How to Spill A Drink Down One’s Front – and Survive

It is, in many way, the quintessential minor social mishap. We’re at a party surrounded by interesting people upon whom we’d like to make a good impression. We’ve been talking about an aspect of our work or describing a small restaurant in Vietnam where we had lunch on a recent trip. Overall, it’s going well. But we also earlier took a decision to have a tomato juice and, as we turn to say something to the person on our immediate right, now manage to tip the whole content of our glass over ourselves.

Everyone looks at us with a mixture of surprise, pity and, perhaps, barely veiled contempt. We desperately try to dab ourselves, but it’s obviously hopeless. There’s a huge sprawling red patch across our light blue front and whatever we say or do now won’t change a thing. Our identity will be fixed for the rest of the evening and possibly, in these people’s eyes, for the rest of our lives. We are the nitwit who started an anecdote and ended up with what looks like a murder on their clothes. We are a buffoon. It’s a great party but it’s time to go to bed – and possibly never to leave home again.

At such moments of potential humiliation, the socially skilled person is armed with two intertwined consoling thoughts, one about themselves, the other about people in general. What helps them to remain calm and good-natured is that they have accepted, long ago, in less anguished circumstances, way before the glass tipped over them, that they are an idiot. They are an idiot now, they have been an idiot in the past, and they will be an idiot always. They are an idiot who spills drinks, who says the wrong things, who trips on unexpected steps, who turns off their computer by mistake, who loses hotel room keys, who gets in a muddle around dates and places, who underestimates how long journeys will take and who tries to tell jokes but reveals the punchline too soon.

 

It’s extremely annoying, but it is not surprising and nor is it in an affront to a carefully constructed ego or a heightened sense of dignity. The wise person lacks the furious, flustered, offended response of the haughty person brought low by their own momentary clumsiness – because they never had expectations of their own nobility to start with. Moments of idiocy do not shatter a pristine feeling of competence; they just confirm that they are fundamentally rather broken and imperfect, a thought that they have come to terms with from the outset, with grace and a touch of humour. The spilt tomato juice is not teaching the wise person anything they didn’t know, it’s merely confirming an essentially asinine nature that they have never overlooked for even an hour.

What helps to cushion the blow of this potentially harsh idea, and drain it of any self-persecutory dimension, is the knowledge that – fortunately – everyone else is an idiot too.
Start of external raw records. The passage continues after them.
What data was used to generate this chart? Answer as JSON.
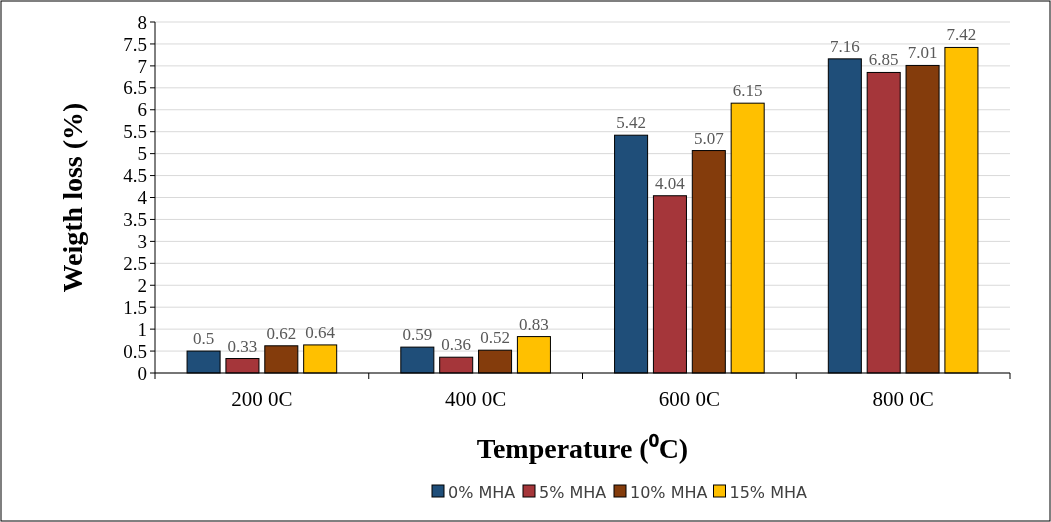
{
  "chart_data": {
    "type": "bar",
    "xlabel": "Temperature (⁰C)",
    "ylabel": "Weigth loss (%)",
    "categories": [
      "200 0C",
      "400 0C",
      "600 0C",
      "800 0C"
    ],
    "series": [
      {
        "name": "0% MHA",
        "color": "#1f4e79",
        "values": [
          0.5,
          0.59,
          5.42,
          7.16
        ]
      },
      {
        "name": "5% MHA",
        "color": "#a5363a",
        "values": [
          0.33,
          0.36,
          4.04,
          6.85
        ]
      },
      {
        "name": "10% MHA",
        "color": "#843c0c",
        "values": [
          0.62,
          0.52,
          5.07,
          7.01
        ]
      },
      {
        "name": "15% MHA",
        "color": "#ffc000",
        "values": [
          0.64,
          0.83,
          6.15,
          7.42
        ]
      }
    ],
    "ylim": [
      0,
      8
    ],
    "yticks": [
      0,
      0.5,
      1,
      1.5,
      2,
      2.5,
      3,
      3.5,
      4,
      4.5,
      5,
      5.5,
      6,
      6.5,
      7,
      7.5,
      8
    ],
    "grid": "y",
    "legend": "bottom",
    "data_labels": true
  }
}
The clumsy person’s folly isn’t a special curse, it’s a universal feature of the human condition. The juice-spiller is only cretinous because everyone else is – in some way or another – a total fool as well. Those who are present might look poised just now but they must logically all have done many exceedingly ridiculous things on a constant basis. At various unknown times in the past, they’ve been utterly daft: they’ve made embarrassing noises; their voices came out at an odd high pitch; they’ve stood on the tail of their hosts’ dog; they’ve discovered too late there’s no toilet paper in the bathroom; they’ve forgotten their own name… Understanding the ubiquity of all this, the wise respond benevolently to the human comedy. They are implicit followers of Montaigne and his vital reminder: “to learn that we have said or done a stupid thing is nothing, we must learn a more ample and important lesson: that we are but blockheads… On the highest throne in the world, we are seated, still, upon our arses”.

The wise person escapes the worst ravages of social embarrassment by owning their mishaps with modesty. They tease themselves a long time before anyone else has a chance to do it for them. They are not terrified that a mocking impression of their character will form in the minds of their audiences, because they assume from the beginning that a bit of gentle mockery is what they deserve. The person who accepts that they are a bit of a fool need never fear that the world will one day discover they are such a thing – and humiliate them for it. Through their timely and mature reconciliation with their own mediocrity, they manage to win over all those who might otherwise be tempted to humble them – and end up charming the world, despite a very large stain down their front.